Verrell started his career as an animal behavior scientist because of a program he participated in, he said, sparking an interest in the field for the rest of his life.

“As an undergraduate, I was part of an equivalent of an Honors Program, and we had to do an honors thesis project,” Verrell said. “I had taken an animal behavior class, which I enjoyed, but not hugely, but there was someone who had a lab that had a vacancy.” 

The lab was focused on baby mice and how they communicate with their mothers. He said the team he worked with discovered that mice communicate through sonar and a high-pitched humming that humans cannot hear.

“I was doing that, and I thought, you know animal behavior is actually kind of interesting, and then I looked around for graduate programs, but what I really wanted to do was behavior and physiology, particularly hormones,” Verrell said. “It was sort of an element of accident.”

Verrell has several publications discussing his work and findings on hormonal and reproductive behavior in a variety of animals, but he has always wanted to eventually expand his research to include homo sapiens. 

However, he said that a few years ago he and his wife published a book about college preparation, which resulted in three editions. They plan on eventually starting the fourth edition.

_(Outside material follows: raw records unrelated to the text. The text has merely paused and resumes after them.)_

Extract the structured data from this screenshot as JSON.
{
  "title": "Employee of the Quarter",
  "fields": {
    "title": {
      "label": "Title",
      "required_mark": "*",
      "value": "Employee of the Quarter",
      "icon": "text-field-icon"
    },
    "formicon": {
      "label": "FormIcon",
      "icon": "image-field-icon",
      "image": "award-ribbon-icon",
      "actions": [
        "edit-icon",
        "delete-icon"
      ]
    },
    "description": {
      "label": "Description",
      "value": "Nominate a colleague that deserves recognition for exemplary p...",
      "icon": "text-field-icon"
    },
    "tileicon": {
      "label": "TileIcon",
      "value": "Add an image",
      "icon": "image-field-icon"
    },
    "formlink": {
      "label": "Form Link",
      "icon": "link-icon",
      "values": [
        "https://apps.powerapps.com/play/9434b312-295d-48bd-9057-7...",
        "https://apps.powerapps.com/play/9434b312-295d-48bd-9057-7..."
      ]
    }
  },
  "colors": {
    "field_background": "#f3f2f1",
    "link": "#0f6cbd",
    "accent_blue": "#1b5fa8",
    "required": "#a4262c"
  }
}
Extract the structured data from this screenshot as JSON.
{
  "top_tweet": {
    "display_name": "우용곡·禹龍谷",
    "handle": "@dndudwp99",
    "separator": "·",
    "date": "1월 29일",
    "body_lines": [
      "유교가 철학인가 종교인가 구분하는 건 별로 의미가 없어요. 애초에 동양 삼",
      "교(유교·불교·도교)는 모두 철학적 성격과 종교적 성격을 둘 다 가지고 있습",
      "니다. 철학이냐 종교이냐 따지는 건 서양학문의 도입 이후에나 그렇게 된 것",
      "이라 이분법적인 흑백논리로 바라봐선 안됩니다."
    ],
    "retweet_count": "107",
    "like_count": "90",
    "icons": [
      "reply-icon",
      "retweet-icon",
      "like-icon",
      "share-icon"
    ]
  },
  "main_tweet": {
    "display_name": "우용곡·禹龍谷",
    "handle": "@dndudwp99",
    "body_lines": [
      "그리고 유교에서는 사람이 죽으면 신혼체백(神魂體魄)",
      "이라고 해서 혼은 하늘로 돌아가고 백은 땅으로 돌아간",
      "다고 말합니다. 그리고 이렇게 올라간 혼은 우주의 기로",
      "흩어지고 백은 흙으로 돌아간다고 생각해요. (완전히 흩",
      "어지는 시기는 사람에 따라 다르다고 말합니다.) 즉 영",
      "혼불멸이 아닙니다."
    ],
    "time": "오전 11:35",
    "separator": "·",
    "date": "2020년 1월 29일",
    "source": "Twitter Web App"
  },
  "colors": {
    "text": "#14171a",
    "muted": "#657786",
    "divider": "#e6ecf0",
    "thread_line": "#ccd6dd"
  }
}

“I made a decision quite a few years ago that I wanted to put more of my academic effort into teaching and advising, and so over the years my research output has dropped,” Verrell said.

He has spoken with the Center for Civic Engagement about a variety of local programs that students could get involved with to gain community service and experience in the biological field. 

“Students really feel like they are getting something from it,” Verrell said. “They are connecting with the community and feel as if they are making a difference.” 

Verrell received his 25-year pin and certificate last year for his work here. He said that after he retires, he may teach part-time and participate in community involvement. Although, he has always wanted to travel to Africa, so he may do that after he retires. For now, he said he is happy teaching his students and having them teach him just as much.

“I like the idea of learning from my graduate students, as well as them learning from me,” Verrell said.